10) Immediately remove the obturator (since the obturator prevents a patient from breathing it must be removed promptly).
11) Depress the syringe plunger until the blue bellows begins to inflate.
Since the cuff cannot be observed directly the bellows serves as a visual indicator of maximal inflation of the cuff within the patient's airway. The cuff presses gently against the internal surface of the trachea serving to stabilize the tube and to minimize 'scraping' of a hard tube against the airway mucosa.
12) Next insert the tube liner.
The tube liner serves as a removable/washable part allowing ready cleaning as mucus otherwise will build up inside the tube.
13) The tube remains in place during surgery and recovery phases until the care team is confident of the integrity of the laryngopharynx post-operatively.
14) Draw the air back into the syringe such that the bellows deflates and to the point where you feel resistance to the draw (meaning the cuff is fully deflated). Remove the tube so that other members of the team can practice inserting/inflating the apparatus.

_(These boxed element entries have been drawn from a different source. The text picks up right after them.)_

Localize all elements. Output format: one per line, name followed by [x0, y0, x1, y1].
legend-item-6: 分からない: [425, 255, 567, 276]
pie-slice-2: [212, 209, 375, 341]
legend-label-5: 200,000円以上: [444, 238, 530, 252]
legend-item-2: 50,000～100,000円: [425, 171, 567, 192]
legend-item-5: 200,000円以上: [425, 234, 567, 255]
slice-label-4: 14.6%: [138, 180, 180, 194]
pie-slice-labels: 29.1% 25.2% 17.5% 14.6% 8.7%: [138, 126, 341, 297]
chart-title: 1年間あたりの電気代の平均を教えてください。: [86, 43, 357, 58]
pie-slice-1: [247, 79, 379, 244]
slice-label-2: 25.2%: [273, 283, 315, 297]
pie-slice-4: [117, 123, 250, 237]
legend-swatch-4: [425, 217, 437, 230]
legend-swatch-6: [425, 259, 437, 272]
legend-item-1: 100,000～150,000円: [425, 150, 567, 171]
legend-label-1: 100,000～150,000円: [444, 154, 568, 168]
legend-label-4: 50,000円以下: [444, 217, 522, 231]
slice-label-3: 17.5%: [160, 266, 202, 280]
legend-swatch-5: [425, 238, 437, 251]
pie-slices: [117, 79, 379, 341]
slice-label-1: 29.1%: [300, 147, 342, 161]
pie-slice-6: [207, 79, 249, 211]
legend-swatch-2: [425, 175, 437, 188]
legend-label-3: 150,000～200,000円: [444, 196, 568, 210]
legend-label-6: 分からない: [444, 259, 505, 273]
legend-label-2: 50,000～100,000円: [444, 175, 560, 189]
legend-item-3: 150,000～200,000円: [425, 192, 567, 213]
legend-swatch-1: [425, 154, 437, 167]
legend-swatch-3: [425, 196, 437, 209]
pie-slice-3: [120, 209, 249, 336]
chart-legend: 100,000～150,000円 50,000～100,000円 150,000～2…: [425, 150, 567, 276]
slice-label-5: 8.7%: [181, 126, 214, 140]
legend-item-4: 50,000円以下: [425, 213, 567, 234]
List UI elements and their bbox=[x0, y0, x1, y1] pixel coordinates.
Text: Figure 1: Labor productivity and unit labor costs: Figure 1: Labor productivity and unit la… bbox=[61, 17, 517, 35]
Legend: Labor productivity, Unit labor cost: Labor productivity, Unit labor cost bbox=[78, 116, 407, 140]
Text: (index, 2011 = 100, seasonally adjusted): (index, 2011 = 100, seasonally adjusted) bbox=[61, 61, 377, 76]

15) When finished this exercise remove the tube to allow other members of your team to insert the tracheostomy tube (with obturator followed by switching out for liner)
16) When everyone has utilized the tubing, clean the components of the kit and the tracheal hook. Then repack the kit neatly and return the kit along with the tracheal hook to the supply tables for future use.
Outcome:
The tumor removal is successful and after several days the patient is able to have the tracheostomy tubing removed and the opening closed.